Inject a temporary SSH host key via cloud-init, use it only to retrieve the real long-term host keys, leaving no private key material exposed in userdata.
Key Takeaways
The technique works on any provider supporting cloud-init, including Hetzner Cloud, which has no proprietary first-connection verification solution.
Injecting a long-term private key directly via cloud-init is insecure: any process on the VM can read it from the metadata service at http://169.254.169.254.
The temporary key is never written to ~/.ssh/known_hosts; the script relies on OpenSSH key rotation to place only long-term keys there.
Leaks of cloud-init userdata after script termination are harmless because the temporary key is no longer valid.
The threat model explicitly excludes attackers who have already connected to the VM; logging is cited as the practical enforcement mechanism.
Hacker News Comment Review
Commenters pointed out two existing provider-independent alternatives: SSH certificate authorities (signing host keys with a CA) and SSHFP DNS records, both of which solve the bootstrap problem without this script.
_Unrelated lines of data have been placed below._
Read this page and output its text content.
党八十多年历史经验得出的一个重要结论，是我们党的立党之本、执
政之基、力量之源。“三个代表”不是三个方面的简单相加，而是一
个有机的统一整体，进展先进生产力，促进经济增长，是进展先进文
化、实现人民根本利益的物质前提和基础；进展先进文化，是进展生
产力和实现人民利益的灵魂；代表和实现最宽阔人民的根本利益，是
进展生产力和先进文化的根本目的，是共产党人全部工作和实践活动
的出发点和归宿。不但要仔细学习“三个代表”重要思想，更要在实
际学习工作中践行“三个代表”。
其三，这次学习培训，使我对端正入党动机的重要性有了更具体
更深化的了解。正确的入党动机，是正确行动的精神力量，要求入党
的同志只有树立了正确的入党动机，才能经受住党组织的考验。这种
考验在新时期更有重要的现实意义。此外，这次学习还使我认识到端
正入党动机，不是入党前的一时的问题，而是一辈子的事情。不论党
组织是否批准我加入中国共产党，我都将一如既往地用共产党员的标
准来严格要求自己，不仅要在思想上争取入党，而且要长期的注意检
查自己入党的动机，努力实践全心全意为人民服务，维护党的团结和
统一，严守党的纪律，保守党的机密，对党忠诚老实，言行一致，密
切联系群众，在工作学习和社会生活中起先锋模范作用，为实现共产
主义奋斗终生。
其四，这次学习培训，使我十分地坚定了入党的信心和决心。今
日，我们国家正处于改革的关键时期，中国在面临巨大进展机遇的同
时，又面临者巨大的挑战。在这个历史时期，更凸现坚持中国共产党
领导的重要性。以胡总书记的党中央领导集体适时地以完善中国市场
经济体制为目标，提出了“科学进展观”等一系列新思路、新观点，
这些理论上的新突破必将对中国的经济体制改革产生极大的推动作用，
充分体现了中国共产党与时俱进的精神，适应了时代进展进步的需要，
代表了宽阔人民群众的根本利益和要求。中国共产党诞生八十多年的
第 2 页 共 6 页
Debate over whether MitM is realistic at all was common, but the actual risk is password reuse or agent forwarding on the first connection to an attacker-controlled proxy, not key exchange compromise.
Several commenters noted that a handful of VPS providers already expose host fingerprints via dashboard or API, making this unnecessary where supported.
Notable Comments
@tptacek: “If you don’t assume the network between you and Hetzner is compromised, you might as well just use rsh instead of ssh.”
@Borealid: SSHFP DNS records with DNSSEC offer a zero-script alternative that SSH already supports natively.